Jog Log: Beware the Silent Hybrids
September 25, 2008 by jmtz
If you must forgo sand and field, run on asphalt. Not sidewalk concrete, but asphalt: they say it has more give. If you waive country roads flanked by miles of corn crops and ranch homes, commit to city bike lanes, subdivisions well-stocked with Priuses (or is that Prii?), and side streets with 50s-style, single-family dwellings safeguarded by corner stop signs.
A street jogging seminar would do well to open with a lecture on defensive jogging, an idea that parallels the philosophy of “defensive driving” in driver’s education training. A defensive mindset underpins a street runner’s route, training, methods, and form. I thought myself sufficiently trained to tackle the dangers of vehicular traffic with my textbook hand signals and personal safety precautions until the morning threats of a flash flood drew all of Frontenac Street outdoors to bag up loose leaves, twigs, and flyaway mulch. (Rubbernecking is a wilderness temptation for the inquisitive.)

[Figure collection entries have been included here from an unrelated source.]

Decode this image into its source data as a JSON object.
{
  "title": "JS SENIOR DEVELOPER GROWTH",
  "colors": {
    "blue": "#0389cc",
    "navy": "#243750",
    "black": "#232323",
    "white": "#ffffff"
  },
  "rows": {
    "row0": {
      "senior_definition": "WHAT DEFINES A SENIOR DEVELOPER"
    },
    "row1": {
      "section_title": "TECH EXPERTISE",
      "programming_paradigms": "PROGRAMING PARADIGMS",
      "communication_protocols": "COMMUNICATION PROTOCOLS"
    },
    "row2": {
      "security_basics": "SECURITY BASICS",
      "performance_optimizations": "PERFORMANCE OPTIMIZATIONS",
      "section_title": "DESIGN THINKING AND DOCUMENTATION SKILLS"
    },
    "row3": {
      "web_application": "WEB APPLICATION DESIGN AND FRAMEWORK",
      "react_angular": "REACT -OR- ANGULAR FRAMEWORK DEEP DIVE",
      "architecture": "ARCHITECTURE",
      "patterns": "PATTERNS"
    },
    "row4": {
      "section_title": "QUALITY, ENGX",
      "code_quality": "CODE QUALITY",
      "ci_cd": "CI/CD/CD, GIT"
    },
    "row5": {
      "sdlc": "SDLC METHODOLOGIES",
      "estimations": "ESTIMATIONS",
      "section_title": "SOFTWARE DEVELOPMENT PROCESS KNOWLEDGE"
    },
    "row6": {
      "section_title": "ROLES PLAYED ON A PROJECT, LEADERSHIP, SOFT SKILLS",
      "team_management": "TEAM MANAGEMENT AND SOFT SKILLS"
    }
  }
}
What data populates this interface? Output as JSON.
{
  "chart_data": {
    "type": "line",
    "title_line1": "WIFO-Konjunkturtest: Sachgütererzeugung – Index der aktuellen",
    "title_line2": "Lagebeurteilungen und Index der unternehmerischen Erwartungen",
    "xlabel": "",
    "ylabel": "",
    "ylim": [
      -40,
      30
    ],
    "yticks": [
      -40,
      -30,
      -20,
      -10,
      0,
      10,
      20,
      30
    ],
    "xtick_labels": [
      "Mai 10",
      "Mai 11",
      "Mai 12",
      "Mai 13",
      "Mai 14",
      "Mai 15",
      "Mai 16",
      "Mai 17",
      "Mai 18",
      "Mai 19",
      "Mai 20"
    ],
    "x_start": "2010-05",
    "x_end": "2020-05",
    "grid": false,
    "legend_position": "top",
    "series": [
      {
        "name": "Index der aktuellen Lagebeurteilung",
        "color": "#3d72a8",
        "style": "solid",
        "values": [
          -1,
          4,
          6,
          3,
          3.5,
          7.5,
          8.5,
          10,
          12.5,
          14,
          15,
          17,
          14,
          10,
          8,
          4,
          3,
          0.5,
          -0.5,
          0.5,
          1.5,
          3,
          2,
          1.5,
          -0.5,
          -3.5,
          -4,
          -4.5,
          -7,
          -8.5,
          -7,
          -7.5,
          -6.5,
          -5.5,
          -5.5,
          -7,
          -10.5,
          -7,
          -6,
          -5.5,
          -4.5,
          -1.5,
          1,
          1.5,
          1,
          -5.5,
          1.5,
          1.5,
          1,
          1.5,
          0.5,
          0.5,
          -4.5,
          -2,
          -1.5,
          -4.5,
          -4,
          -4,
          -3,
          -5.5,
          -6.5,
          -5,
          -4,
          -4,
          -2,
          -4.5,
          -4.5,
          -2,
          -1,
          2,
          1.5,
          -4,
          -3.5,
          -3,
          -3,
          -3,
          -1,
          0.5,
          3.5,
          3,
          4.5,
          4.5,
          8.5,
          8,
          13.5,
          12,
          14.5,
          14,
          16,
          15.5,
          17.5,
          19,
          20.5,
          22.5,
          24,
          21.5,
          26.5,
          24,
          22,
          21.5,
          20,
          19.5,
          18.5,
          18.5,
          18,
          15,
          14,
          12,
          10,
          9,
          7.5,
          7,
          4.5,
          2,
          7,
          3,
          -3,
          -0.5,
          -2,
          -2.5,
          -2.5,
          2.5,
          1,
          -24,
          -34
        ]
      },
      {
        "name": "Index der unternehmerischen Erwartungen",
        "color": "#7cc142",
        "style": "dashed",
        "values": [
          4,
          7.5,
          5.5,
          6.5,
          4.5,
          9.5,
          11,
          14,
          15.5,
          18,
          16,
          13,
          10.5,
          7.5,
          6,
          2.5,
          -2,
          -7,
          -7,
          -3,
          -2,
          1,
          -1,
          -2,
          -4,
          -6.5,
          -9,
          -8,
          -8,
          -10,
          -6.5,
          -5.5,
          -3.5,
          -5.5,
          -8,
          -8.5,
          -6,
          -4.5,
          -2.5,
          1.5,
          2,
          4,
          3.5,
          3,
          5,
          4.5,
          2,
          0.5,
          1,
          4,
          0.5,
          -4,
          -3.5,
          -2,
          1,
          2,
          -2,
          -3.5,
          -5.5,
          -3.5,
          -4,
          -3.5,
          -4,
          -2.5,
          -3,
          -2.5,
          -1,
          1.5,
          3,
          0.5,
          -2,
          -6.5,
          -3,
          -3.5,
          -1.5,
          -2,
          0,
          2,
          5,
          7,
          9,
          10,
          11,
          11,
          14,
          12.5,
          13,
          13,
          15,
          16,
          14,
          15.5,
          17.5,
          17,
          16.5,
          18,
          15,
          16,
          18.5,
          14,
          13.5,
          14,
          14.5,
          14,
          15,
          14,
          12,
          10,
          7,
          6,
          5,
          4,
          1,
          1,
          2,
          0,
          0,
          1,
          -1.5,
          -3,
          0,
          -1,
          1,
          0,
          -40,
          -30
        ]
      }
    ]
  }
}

On that morning I jogged out in front of a royal blue hybrid as it rolled to a stop at the half-hidden stop sign. What frightened me more than anything was that I saw what I suspect was a Spectra Blue Prius too late (it descended the short, steep hill in less than three seconds) and heard no hum, squeal, or whirring engine. Not a sound.
If you grow addicted to street running, you must learn to listen. With cars often parked along the sides of both roads, you can no longer trust the three-second glance both ways. What you are trying to detect, motion, cannot be recognized in the amount of time your retinal networks have to process visual images. No longer are you asking is there a car? Now you ask is there a moving car? In order to answer this question, you really must listen for sounds, the hum of an approaching engine or the whistle of the wind on a spoiler.
Apparently I’m not the only one to naively run out in front of the spookily silent hybrid. More pedestrians and cyclists are finding themselves distrustful of their ears on city streets. Hybrid vehicles moving at less than twenty miles per hour can be undetectable on clean-swept, paved roadways. Joggers, beware.